I think the most important question is why do mean1 and mean2 get set to NA in the first place? Any chance you can parse that out? I'd rather try to figure out how to prevent the NAs from getting generated than work around their existence.

wuv21 commented 2 years ago

Thanks @rcorces for moving it into issues and for your reply. I dug deeper and found that this particular motif had no matches in my dataset. I did the following:

# load in the matches rds from getPeakAnnotation()
tmp <- readRDS(getPeakAnnotation(proj, "Motif")$Matches)

# below line returns FALSE; i tried other columns corresponding to other motifs and saw that there were TRUE values
any(tmp@assays@data@listData[["matches"]][, 156])

# double checked to make sure that there were no positions either in motif 156
# other motifs had elements in the GRanges objects
tmp <- readRDS(getPeakAnnotation(proj, "Motif")$Positions)

tmp[[156]]
GRanges object with 0 ranges and 1 metadata column:
   seqnames    ranges strand |     score
      <Rle> <IRanges>  <Rle> | <numeric>
  -------
  seqinfo: 23 sequences from an unspecified genome; no seqlengths

As such, .getPartialMatrix() returns back a matrix that has NA values associated with that particular motif when it is called in .testMarkersSC().

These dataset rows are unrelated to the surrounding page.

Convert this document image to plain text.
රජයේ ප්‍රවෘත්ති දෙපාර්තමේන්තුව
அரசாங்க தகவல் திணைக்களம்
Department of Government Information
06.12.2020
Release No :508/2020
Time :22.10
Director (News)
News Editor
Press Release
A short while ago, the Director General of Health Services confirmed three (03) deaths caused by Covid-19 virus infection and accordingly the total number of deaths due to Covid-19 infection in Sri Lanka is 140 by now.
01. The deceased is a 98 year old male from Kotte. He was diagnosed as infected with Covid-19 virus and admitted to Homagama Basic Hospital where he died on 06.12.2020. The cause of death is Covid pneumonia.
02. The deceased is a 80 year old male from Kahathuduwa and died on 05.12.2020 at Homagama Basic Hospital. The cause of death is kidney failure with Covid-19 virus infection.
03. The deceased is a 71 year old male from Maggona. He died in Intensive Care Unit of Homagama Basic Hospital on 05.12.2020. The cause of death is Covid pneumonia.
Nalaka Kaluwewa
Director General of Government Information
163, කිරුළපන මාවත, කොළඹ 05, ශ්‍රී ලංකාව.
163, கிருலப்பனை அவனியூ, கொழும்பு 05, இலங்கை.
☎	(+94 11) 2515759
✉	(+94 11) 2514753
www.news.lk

https://github.com/GreenleafLab/ArchR/blob/968e4421ce7187a8ac7ea1cf6077412126876d5f/R/MarkerFeatures.R#L346-L353

I think this might just be a rare case of this motif not being visible in this current project/biological context (possibly due to the lower cell counts for this current analysis). This error doesn't occur for me with other projects but I do notice that this motif has the smallest number of peaks associated with it compared to all the other motifs.

rcorces commented 2 years ago

I have temporarily patched this on a new branch (dev_idxFilter) via https://github.com/GreenleafLab/ArchR/commit/f091e426bbe6f78b149ded4f9b49e86ad4f5640f but I think the better fix is to remove these offending rows from the motif matrix entirely. Will try to address this more thoroughly soon.